The Future of the Maritime & Logistics Sector

Thursday, August 31, 2017 - 09:00

–  Real, Plausible and Improbable Disruptions in this Sector  –

by Radu Serrano – Trade Specialist AmCham Panama


Innovative disruptions, small and big, are always part of life, and the maritime & logistics sector is no stranger to them. In this article we will explore some real, some plausible and some currently improbable disruptions that will have a long lasting effect in this sector.


Going paperless is the new environmental trend. Maritime & logistics processes involve the issuance and review of many certificates. Paper documents are inefficient due to a reliance on manual processes, and the risk of damage, loss and/or forgery. While the benefits to switching to e-Certificates include reducing costs and gaining competitive advantages, it has not been wildly embraced. This is mainly because there is no consistent format for verifiable features. The International Maritime Organization (IMO) issued the latest Guidelines for the Use of E-Certificates in 2016. Nonetheless, as the name suggests, these guidelines are nonbinding. 


Self-driving Cargo Ships

Japanese shippers plan to develop the technology needed to introduce smart autonomous ships by 2025. These smart ships could gather and process live environmental data in order to plot the safest, fastest and most fuel-efficient route. These vessels could also modify them to avoid and react to dangers and obstacles. While this advancement would signify a reduction of personnel, it would free up space to carry more cargo and the voyage would be cheaper and safer.  Japanese companies are not the only ones exploring this innovation; British and Norwegian companies have already started and voiced their beliefs that such results will be ready before the end of this decade. Additionally, the Port of Rotterdam has even started test runs and simulations on how to adapt to this upcoming technology. On the administrative side, the IMO is working to consider the regulation of autonomous ships. 

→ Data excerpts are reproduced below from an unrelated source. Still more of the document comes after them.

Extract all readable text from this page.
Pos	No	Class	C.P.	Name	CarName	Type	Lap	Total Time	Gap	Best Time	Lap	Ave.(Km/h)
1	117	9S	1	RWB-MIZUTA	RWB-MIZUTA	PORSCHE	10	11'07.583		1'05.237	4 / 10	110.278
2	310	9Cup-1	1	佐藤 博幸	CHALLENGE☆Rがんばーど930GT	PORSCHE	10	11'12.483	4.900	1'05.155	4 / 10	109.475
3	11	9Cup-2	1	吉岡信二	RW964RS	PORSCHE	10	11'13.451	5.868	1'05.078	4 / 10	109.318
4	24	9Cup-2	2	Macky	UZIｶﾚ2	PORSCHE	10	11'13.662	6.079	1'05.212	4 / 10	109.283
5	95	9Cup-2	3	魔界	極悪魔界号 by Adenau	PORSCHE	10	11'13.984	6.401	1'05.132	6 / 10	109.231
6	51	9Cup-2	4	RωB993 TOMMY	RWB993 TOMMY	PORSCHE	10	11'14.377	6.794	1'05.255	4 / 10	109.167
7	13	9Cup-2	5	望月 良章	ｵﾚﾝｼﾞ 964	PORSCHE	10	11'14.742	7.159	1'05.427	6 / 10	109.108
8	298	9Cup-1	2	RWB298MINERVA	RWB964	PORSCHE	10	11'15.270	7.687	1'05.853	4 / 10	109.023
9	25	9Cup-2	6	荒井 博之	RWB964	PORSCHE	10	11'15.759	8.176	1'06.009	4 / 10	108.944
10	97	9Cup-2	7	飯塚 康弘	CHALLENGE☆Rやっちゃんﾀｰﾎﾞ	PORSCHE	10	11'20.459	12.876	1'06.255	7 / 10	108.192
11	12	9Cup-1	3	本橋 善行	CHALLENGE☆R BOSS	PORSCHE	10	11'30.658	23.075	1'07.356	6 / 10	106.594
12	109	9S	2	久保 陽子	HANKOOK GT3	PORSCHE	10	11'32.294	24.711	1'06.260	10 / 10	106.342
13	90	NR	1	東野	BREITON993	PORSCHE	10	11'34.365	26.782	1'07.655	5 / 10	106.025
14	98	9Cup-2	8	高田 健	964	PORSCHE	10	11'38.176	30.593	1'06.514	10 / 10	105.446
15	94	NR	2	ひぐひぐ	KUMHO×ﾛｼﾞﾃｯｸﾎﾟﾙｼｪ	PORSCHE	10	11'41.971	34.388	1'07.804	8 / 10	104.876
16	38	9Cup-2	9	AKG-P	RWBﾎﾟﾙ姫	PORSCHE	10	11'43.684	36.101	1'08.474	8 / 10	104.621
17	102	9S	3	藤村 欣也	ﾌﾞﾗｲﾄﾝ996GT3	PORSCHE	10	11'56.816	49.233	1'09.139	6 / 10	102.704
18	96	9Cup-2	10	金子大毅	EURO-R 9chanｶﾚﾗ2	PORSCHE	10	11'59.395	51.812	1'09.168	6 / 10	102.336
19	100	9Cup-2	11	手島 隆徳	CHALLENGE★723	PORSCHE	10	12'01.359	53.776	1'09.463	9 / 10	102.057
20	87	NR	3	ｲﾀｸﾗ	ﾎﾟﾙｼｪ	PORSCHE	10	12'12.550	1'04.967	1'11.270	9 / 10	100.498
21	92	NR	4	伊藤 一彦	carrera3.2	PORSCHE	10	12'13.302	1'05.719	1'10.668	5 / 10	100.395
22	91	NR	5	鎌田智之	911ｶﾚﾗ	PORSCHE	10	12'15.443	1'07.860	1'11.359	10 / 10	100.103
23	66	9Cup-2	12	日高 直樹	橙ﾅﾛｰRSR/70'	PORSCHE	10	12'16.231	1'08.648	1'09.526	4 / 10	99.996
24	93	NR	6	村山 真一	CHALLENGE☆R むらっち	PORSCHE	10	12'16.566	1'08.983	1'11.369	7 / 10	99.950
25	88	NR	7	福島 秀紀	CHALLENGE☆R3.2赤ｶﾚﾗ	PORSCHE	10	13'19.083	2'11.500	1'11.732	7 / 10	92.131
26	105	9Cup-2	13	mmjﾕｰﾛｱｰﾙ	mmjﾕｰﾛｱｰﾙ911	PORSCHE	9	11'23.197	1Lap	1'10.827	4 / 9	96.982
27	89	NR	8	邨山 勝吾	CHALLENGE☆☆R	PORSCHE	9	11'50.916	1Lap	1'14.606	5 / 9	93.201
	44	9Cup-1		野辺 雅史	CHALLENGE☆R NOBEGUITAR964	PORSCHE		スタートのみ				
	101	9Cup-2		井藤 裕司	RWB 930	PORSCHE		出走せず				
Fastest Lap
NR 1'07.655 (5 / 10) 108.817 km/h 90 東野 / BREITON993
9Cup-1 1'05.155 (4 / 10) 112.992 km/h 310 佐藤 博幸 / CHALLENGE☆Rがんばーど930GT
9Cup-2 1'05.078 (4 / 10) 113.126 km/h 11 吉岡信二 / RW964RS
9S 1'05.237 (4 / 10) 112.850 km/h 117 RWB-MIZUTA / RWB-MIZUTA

New and/or expanded canals

Kanal İstanbul

It is a proposed secondary sea-level waterway, running parallel to the Bosphorus Strait, which would reduce traffic through the latter. The canal's length will be around 40 to 45 kilometers and its surface width will measure around 145 and 150 meters. Turkey’s Transportation Minister has stated that preliminary studies presented five alternatives for the route and that the cost of the endeavor will reach $15 billion. Along with the waterway, there is a planned airport, multiple roads and other similar infrastructure projects which will complement each other and benefit the region. The first stages of auxiliary buildings were initiated in 2013 and the project is intended to be ready by 2023, as to coincide with the 100th anniversary of the foundation of the Turkish Republic.

Nicaragua Canal

First devised around 1825, the project was greenlighted in 2012. The entire project would have included: the canal, the locks, two harbors, a free trade zone, tourist centers, an international airport, and several roads. Understandably, it has met fierce opposition from the beginning due to its immense cost and environmental impact. As of this year, it has been reported that this plan is on hold, and that there has been no advancement of this project. 

Panama Canal

In its first year of operations, the expanded Canal has set records and exceeded expectations. According to the Panama Canal Authority (ACP), more than 1,500 neopanamax ships have transited the waterway. These include container, LPG, LNG and bulk carriers, tankers, ro-ro and cruise ships. The Panama Canal tonnage has increased 22.2% between the fiscal years of 2017 and 2016. Due to the increasing demand and traffic, the ACP has already drawn up ideas for a fourth set of locks.  But before anyone can act, more water resources must be secured to support such a plan.  

Kra Canal

In order to shorten transit times between the Indian and the Pacific Oceans it has been proposed to cut through the Kra Isthmus of southern Thailand. Initially thought up 200 years ago, this project has previously been discarded due to financial, environmental and security concerns. However, it may still make a comeback as a part of the Maritime Silk Road plan of China´s larger international Belt & Road Initiative, with the official endorsement of the Thai government. Its successful development would improve the economy, increase the employment opportunities and make Thailand more competitive, while reducing the overuse of the Strait of Malacca and opening new business opportunities for both Malaysia and Singapore.